Collaborating to Support PreK-2 ELL Students

For English language learners in preschool, there is little collaboration between general education and ESL teachers because ESL services are not mandated in preschool classes. It has been documented extensively that oral language proficiency and vocabulary knowledge is a necessary element in literacy development and content area for K-2 English language learners. Second language learners develop and use oral vocabulary and phrases in much the same way as their monolingual English peers, and they benefit from many of the same kinds of instruction when learning to read English (National Literacy Panel, 2006). There is too much at stake not to support English language learners who are still lagging academically behind in literacy development and content areas.

For those teachers of ELL students in PreK-2 general education classrooms, the need to support academic language development is crucial. To ensure that ELL students are not left behind in the general education classroom, teachers can consult with the knowledge and expertise of the ESL teacher in crucial areas the knowledge and expertise of an ESL teacher. Through collaboration, teachers can promote academic oral language use and vocabulary learning in order to help ELL students make connections between spoken and written language in the early grades.

Teachers can scaffold or "break down" academic knowledge in both listening and reading based formats. The process by which teachers integrate to support vocabulary and reading development is a concept known as "balanced literacy" and teachers need to be able to integrate oracy, reading and writing in their content areas and be able to use these principles in their collaboration. This goes for all grade levels and across content areas of learning.

Collaboration in the areas of literacy, language and content for PreK-2 ELL students requires:

• knowledge of effective oral reading instruction that promotes vocabulary knowledge and phonological awareness training

• knowledge of the decoding process so learners can make connections between ideas while reading.

• knowledge of effective fluency strategies which at-risk and struggling ELL students need early on in the decoding process.
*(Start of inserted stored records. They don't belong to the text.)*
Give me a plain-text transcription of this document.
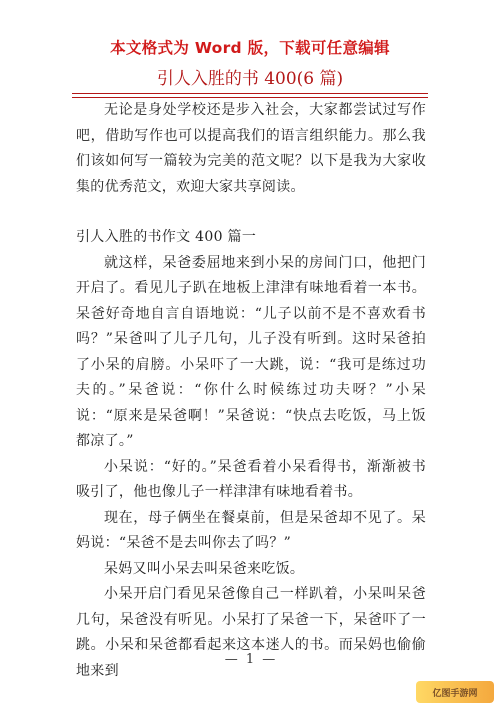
本文格式为 Word 版，下载可任意编辑
引人入胜的书 400(6 篇)

无论是身处学校还是步入社会，大家都尝试过写作吧，借助写作也可以提高我们的语言组织能力。那么我们该如何写一篇较为完美的范文呢？以下是我为大家收集的优秀范文，欢迎大家共享阅读。

引人入胜的书作文 400 篇一

就这样，呆爸委屈地来到小呆的房间门口，他把门开启了。看见儿子趴在地板上津津有味地看着一本书。呆爸好奇地自言自语地说：“儿子以前不是不喜欢看书吗？”呆爸叫了儿子几句，儿子没有听到。这时呆爸拍了小呆的肩膀。小呆吓了一大跳，说：“我可是练过功夫的。”呆爸说：“你什么时候练过功夫呀？”小呆说：“原来是呆爸啊！”呆爸说：“快点去吃饭，马上饭都凉了。”

小呆说：“好的。”呆爸看着小呆看得书，渐渐被书吸引了，他也像儿子一样津津有味地看着书。

现在，母子俩坐在餐桌前，但是呆爸却不见了。呆妈说：“呆爸不是去叫你去了吗？”

呆妈又叫小呆去叫呆爸来吃饭。

小呆开启门看见呆爸像自己一样趴着，小呆叫呆爸几句，呆爸没有听见。小呆打了呆爸一下，呆爸吓了一跳。小呆和呆爸都看起来这本迷人的书。而呆妈也偷偷地来到

— 1 —
亿图手游网
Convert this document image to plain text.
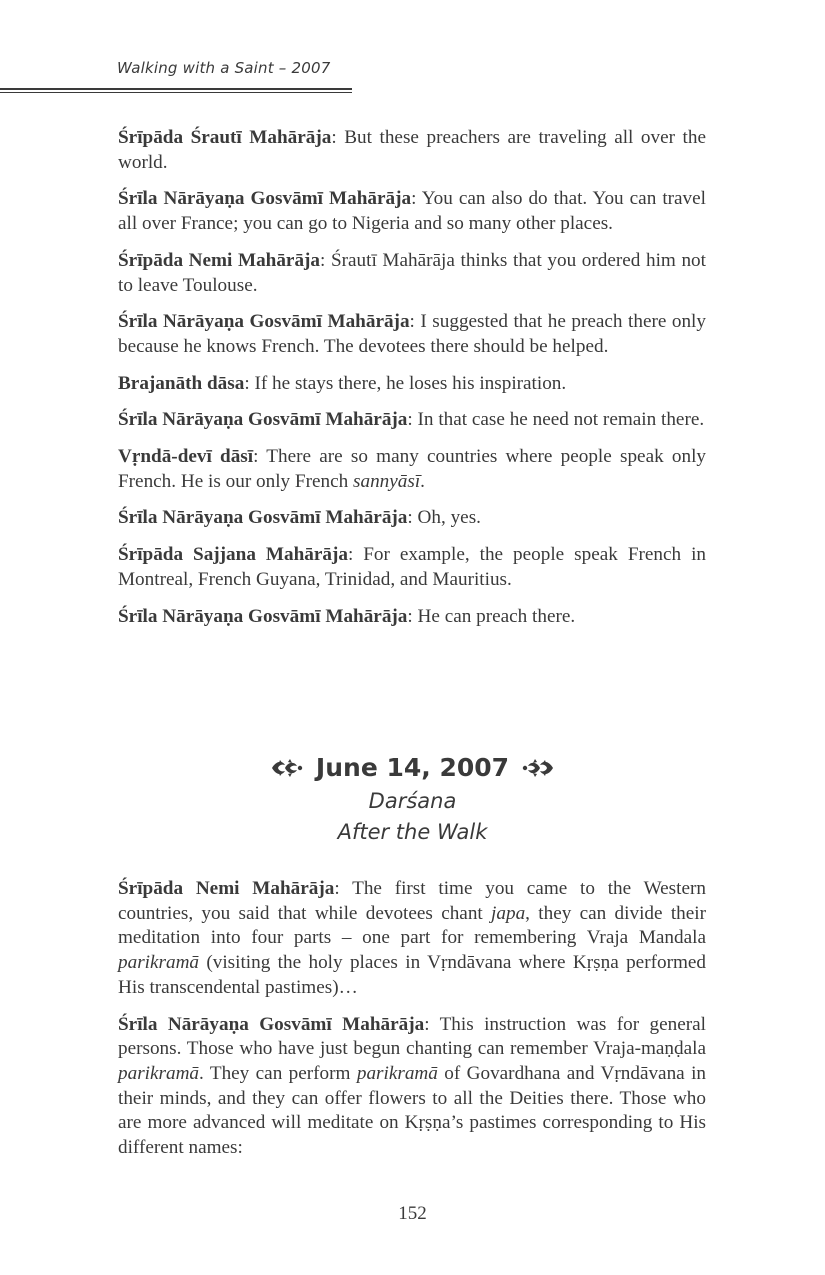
Walking with a Saint – 2007

Śrīpāda Śrautī Mahārāja: But these preachers are traveling all over the world.

Śrīla Nārāyaṇa Gosvāmī Mahārāja: You can also do that. You can travel all over France; you can go to Nigeria and so many other places.

Śrīpāda Nemi Mahārāja: Śrautī Mahārāja thinks that you ordered him not to leave Toulouse.

Śrīla Nārāyaṇa Gosvāmī Mahārāja: I suggested that he preach there only because he knows French. The devotees there should be helped.

Brajanāth dāsa: If he stays there, he loses his inspiration.

Śrīla Nārāyaṇa Gosvāmī Mahārāja: In that case he need not remain there.

Vṛndā-devī dāsī: There are so many countries where people speak only French. He is our only French sannyāsī.

Śrīla Nārāyaṇa Gosvāmī Mahārāja: Oh, yes.

Śrīpāda Sajjana Mahārāja: For example, the people speak French in Montreal, French Guyana, Trinidad, and Mauritius.

Śrīla Nārāyaṇa Gosvāmī Mahārāja: He can preach there.

June 14, 2007
Darśana
After the Walk

Śrīpāda Nemi Mahārāja: The first time you came to the Western countries, you said that while devotees chant japa, they can divide their meditation into four parts – one part for remembering Vraja Mandala parikramā (visiting the holy places in Vṛndāvana where Kṛṣṇa performed His transcendental pastimes)…

Śrīla Nārāyaṇa Gosvāmī Mahārāja: This instruction was for general persons. Those who have just begun chanting can remember Vraja-maṇḍala parikramā. They can perform parikramā of Govardhana and Vṛndāvana in their minds, and they can offer flowers to all the Deities there. Those who are more advanced will meditate on Kṛṣṇa’s pastimes corresponding to His different names:

152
Using an ESL Co-Teaching Framework

Recognizing the value and expertise of an ESL teacher is central to the idea that a partnership between ESL and content area teachers can impact academic achievement of ELL students. For some teachers, co-teaching may not be an option if there is no ESL teacher on site or if teachers lack the necessary preparation for effectively educating this group.

Co-teaching in Action

In a supportive ESL co-teaching framework, a kindergarten teacher for example, observes a special education teacher who teaches several groups of students with special needs including ELL students. The special education teacher becomes familiar with the role of the kindergarten teacher through a hands-on experience by supporting and assisting. Together, they enjoy a hands-on learning experience, by sharing materials and planning collectively with a colleague who is equally invested in the students' achievement.
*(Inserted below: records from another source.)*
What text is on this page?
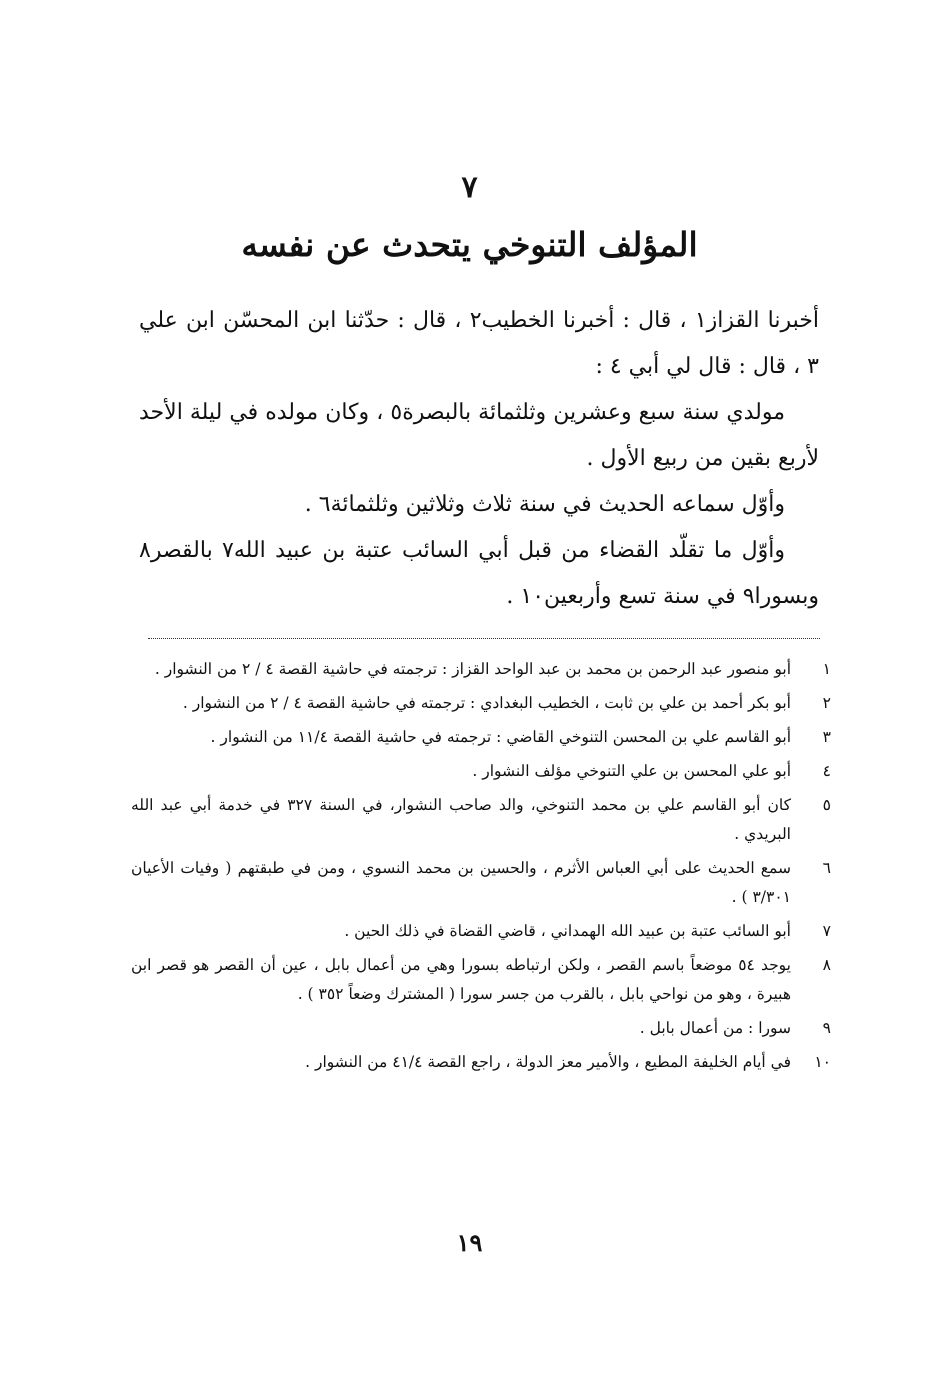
٧
المؤلف التنوخي يتحدث عن نفسه

أخبرنا القزاز١ ، قال : أخبرنا الخطيب٢ ، قال : حدّثنا ابن المحسّن ابن علي ٣ ، قال : قال لي أبي ٤ :

مولدي سنة سبع وعشرين وثلثمائة بالبصرة٥ ، وكان مولده في ليلة الأحد لأربع بقين من ربيع الأول .

وأوّل سماعه الحديث في سنة ثلاث وثلاثين وثلثمائة٦ .

وأوّل ما تقلّد القضاء من قبل أبي السائب عتبة بن عبيد الله٧ بالقصر٨ وبسورا٩ في سنة تسع وأربعين١٠ .

١
أبو منصور عبد الرحمن بن محمد بن عبد الواحد القزاز : ترجمته في حاشية القصة ٤ / ٢ من النشوار .
٢
أبو بكر أحمد بن علي بن ثابت ، الخطيب البغدادي : ترجمته في حاشية القصة ٤ / ٢ من النشوار .
٣
أبو القاسم علي بن المحسن التنوخي القاضي : ترجمته في حاشية القصة ١١/٤ من النشوار .
٤
أبو علي المحسن بن علي التنوخي مؤلف النشوار .
٥
كان أبو القاسم علي بن محمد التنوخي، والد صاحب النشوار، في السنة ٣٢٧ في خدمة أبي عبد الله البريدي .
٦
سمع الحديث على أبي العباس الأثرم ، والحسين بن محمد النسوي ، ومن في طبقتهم ( وفيات الأعيان ٣/٣٠١ ) .
٧
أبو السائب عتبة بن عبيد الله الهمداني ، قاضي القضاة في ذلك الحين .
٨
يوجد ٥٤ موضعاً باسم القصر ، ولكن ارتباطه بسورا وهي من أعمال بابل ، عين أن القصر هو قصر ابن هبيرة ، وهو من نواحي بابل ، بالقرب من جسر سورا ( المشترك وضعاً ٣٥٢ ) .
٩
سورا : من أعمال بابل .
١٠
في أيام الخليفة المطيع ، والأمير معز الدولة ، راجع القصة ٤١/٤ من النشوار .
١٩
Co-teaching can also take form of teacher-teams which include general education and special education teachers, paraprofessionals, and building specialists who also design the intervention plan at different tiers to discuss the role of second language acquisition issues and ESL strategies for co-teaching.

It is only recently, that teacher collaboration for the sake of English language learners is gathering more attention from the educational community. I invite all teachers (general-education, content area, and ESL specialists) to set out on a journey beginning with collaboration and moving toward co-teaching for the sake of English language learners, which may be a new concept in many schools across the nation.